There are a lot of important people in this world. And, for every important person, is a less-important person who greases the gears and allows for the important person to tend to his or her occupation and life—these greasers are called “assistants.”
For most celebrities, executives, or anyone who feels they have enough money to buy self-importance, he or she will hire an assistant. And, to quote a friend who is a personal assistant, “[His or Her] life is my life.” Assistants are like guide dogs: they are responsible for getting their boss from place to place and arrange their boss’ meetings and events. They do all the legwork and sleep even less and get paid next to nothing.
Depending on where and who the assistant is working for, it may not be all that bad. For example, many agents’ and lawyers’ assistants only are permitted to work from 9AM to 6PM and not on the weekends (mainly because the economy has forced them to cut costs; thus, assistant’s work less, as to prevent overtime pay). However, for most normal assistants, such grace is not granted. Many work on measly weekly wages, which is a means to justify internalized white-collar slavery.
These assistants do the majority of their boss’ work. At first, it can be “fun”: you feel liberated, excited to have such freedom, and motivated to make your boss proud. After six months of doing this multiple times a day and realizing your boss does 15% less work (masked in driving and sitting in meetings looking pretty), the assistant begins to become jaded and angry and ready to move on: they’ve come to the realization that they have been taken advantage of.
This type of assistant relationship represents about 65% of Hollywood. The remainder is usually healthy positive relationships. It just depends on if the boss and assistant “click.” As we said before, for an assistant “[his or her] life is my life.” And, if the life that you have taken on is not a good one, the relationship will be that of two employees that merely tolerate each other (despite the fact that they have to rely on each other). Such relationships are why suicide* is resorted to (11% of all assistants commit suicide each year*).

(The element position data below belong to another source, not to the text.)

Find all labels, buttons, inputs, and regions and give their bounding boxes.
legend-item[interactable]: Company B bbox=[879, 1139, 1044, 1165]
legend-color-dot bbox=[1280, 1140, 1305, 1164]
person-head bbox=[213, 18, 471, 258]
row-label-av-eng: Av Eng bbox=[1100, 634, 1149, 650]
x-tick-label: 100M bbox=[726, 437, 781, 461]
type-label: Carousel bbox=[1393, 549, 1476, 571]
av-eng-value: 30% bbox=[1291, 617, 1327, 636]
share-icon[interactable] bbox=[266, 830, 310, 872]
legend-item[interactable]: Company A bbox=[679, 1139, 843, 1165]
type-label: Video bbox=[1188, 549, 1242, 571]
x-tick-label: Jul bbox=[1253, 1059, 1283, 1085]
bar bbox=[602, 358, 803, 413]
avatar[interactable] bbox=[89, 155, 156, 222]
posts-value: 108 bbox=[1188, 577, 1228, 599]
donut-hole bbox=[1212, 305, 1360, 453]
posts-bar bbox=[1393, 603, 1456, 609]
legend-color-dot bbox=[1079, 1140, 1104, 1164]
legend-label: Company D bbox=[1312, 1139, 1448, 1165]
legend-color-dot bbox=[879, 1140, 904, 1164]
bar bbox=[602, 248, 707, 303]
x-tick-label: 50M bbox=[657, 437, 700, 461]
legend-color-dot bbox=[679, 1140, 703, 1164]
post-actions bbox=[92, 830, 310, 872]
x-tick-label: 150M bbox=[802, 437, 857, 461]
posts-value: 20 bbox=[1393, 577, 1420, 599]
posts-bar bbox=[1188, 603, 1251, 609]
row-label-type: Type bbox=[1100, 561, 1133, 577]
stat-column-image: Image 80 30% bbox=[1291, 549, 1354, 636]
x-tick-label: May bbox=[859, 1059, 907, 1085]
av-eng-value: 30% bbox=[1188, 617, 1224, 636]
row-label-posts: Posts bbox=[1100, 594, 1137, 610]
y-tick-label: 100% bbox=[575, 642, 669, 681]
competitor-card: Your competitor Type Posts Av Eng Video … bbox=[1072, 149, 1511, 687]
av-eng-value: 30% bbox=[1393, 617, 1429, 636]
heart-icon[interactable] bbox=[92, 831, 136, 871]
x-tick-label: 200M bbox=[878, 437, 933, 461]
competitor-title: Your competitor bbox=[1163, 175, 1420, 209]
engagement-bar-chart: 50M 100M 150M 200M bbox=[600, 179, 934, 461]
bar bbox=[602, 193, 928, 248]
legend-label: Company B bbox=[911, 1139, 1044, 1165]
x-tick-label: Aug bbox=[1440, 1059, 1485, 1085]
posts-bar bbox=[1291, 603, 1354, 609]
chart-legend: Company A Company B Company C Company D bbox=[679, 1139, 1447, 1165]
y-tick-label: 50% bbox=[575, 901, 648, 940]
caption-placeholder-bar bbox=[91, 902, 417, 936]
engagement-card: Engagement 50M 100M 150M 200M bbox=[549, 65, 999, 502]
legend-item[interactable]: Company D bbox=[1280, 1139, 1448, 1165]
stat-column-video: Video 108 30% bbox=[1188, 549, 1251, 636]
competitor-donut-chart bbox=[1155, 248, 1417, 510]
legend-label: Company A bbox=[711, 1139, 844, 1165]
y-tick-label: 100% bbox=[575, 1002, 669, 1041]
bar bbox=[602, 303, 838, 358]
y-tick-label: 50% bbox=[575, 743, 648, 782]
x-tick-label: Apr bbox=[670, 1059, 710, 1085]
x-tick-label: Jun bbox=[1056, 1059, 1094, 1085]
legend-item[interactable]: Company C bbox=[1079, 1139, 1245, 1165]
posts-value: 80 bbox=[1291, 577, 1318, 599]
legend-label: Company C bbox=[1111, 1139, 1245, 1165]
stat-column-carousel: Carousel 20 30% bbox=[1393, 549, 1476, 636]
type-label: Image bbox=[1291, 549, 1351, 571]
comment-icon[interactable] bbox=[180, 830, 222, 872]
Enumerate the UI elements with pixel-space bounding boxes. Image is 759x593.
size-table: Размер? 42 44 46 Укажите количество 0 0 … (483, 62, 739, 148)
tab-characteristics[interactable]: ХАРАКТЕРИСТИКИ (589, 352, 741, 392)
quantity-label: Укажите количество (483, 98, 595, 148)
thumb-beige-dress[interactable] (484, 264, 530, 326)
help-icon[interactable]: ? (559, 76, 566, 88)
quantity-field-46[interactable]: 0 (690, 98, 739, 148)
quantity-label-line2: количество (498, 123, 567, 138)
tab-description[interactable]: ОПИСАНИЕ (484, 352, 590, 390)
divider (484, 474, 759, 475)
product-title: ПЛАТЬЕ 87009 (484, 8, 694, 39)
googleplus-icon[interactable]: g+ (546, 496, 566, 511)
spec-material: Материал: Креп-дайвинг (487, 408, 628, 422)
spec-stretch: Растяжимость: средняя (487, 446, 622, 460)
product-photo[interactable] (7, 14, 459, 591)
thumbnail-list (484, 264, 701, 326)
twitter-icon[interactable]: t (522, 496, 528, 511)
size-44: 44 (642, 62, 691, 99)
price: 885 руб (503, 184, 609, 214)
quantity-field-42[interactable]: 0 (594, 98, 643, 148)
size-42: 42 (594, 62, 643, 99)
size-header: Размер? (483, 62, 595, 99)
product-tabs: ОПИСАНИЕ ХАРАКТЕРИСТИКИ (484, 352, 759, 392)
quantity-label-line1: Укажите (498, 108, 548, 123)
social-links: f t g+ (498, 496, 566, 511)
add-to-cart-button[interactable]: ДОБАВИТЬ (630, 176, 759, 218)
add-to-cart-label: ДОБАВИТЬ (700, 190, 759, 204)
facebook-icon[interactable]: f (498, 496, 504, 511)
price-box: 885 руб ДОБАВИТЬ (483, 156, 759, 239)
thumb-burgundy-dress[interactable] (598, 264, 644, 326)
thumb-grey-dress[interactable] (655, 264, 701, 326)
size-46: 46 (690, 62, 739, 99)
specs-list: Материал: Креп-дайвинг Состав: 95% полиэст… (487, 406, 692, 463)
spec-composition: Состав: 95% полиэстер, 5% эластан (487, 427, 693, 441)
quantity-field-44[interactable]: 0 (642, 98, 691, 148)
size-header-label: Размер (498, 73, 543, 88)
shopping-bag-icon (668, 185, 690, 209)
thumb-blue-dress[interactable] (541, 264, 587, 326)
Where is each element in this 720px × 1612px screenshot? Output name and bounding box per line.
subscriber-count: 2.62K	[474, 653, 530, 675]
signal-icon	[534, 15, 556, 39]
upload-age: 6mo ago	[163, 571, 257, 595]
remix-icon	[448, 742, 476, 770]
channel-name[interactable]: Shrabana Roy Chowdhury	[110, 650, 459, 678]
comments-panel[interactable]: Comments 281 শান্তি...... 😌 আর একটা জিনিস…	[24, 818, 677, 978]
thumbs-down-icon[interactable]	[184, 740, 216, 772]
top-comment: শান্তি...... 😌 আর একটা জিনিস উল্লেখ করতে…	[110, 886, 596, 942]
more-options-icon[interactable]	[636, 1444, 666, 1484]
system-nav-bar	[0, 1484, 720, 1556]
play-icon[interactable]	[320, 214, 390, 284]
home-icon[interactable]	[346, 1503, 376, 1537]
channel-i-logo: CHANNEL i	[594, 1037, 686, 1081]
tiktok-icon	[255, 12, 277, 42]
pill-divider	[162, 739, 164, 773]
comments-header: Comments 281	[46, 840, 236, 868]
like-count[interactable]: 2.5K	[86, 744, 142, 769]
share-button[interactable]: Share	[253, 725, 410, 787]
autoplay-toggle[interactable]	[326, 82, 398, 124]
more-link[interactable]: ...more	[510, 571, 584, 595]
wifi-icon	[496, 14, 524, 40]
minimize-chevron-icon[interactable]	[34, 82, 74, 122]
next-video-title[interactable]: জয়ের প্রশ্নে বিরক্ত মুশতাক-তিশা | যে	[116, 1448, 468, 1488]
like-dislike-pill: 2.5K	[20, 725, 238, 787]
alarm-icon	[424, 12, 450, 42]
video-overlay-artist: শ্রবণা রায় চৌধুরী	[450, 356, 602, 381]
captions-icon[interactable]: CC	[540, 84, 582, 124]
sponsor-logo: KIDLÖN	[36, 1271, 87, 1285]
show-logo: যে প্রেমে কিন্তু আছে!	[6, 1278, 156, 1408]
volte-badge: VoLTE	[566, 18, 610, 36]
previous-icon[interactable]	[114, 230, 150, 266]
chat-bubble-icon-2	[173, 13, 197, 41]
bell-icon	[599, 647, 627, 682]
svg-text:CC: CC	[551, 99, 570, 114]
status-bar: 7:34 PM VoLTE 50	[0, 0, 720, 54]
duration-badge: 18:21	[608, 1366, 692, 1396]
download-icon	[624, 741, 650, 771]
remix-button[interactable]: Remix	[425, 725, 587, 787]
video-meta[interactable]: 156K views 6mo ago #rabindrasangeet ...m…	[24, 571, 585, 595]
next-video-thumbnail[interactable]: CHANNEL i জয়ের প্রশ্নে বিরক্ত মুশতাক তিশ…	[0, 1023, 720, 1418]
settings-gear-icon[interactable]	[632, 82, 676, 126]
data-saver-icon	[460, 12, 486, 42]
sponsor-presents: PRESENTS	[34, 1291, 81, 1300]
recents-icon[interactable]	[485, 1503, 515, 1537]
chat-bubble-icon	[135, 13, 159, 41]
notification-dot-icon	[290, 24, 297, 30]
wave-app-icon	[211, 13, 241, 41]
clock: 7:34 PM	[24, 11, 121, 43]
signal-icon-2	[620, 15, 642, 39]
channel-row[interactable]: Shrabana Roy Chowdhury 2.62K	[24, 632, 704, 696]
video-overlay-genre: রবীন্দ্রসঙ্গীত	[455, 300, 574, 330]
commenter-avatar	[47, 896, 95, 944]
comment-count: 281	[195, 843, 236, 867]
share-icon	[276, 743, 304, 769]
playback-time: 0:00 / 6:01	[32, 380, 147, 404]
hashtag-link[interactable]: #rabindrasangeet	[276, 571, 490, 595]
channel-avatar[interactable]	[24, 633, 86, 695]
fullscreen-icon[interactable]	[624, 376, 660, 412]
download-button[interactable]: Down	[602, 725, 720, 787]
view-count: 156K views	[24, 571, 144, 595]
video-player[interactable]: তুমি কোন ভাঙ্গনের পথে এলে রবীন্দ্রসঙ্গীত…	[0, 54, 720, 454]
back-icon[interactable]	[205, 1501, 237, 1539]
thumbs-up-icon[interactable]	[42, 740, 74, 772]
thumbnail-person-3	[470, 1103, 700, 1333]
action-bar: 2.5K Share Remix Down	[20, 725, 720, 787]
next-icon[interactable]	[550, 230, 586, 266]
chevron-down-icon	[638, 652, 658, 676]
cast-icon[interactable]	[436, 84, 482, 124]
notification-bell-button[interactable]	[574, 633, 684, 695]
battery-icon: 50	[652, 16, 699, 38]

So, if you know an assistant, give them a hug and a pat on the back: they’re going through the shitter and have no exit. They’re very busy and very unhappy: try to put them in a good mood. And, most importantly, DO NOT ASK THEM ABOUT WORK: THEY DON’T WANT TO TALK ABOUT IT.
TOXICITY LEVEL: 2 (5)
Like all other 2s, these people are just put in a really fucked up situation and really need help. They’re dying for a release and for a break and for a job that they actually want to do. They want to be achieving their own dreams, not wiping someone else’s ass. (Some of these assistants can be toxic, though: they’re just baby Hollywood types who will slash your throat. Or, they are so jaded that they will Debbie Downer you to death.)
*That statistic is a complete lie. But 100% have thought about killing themselves.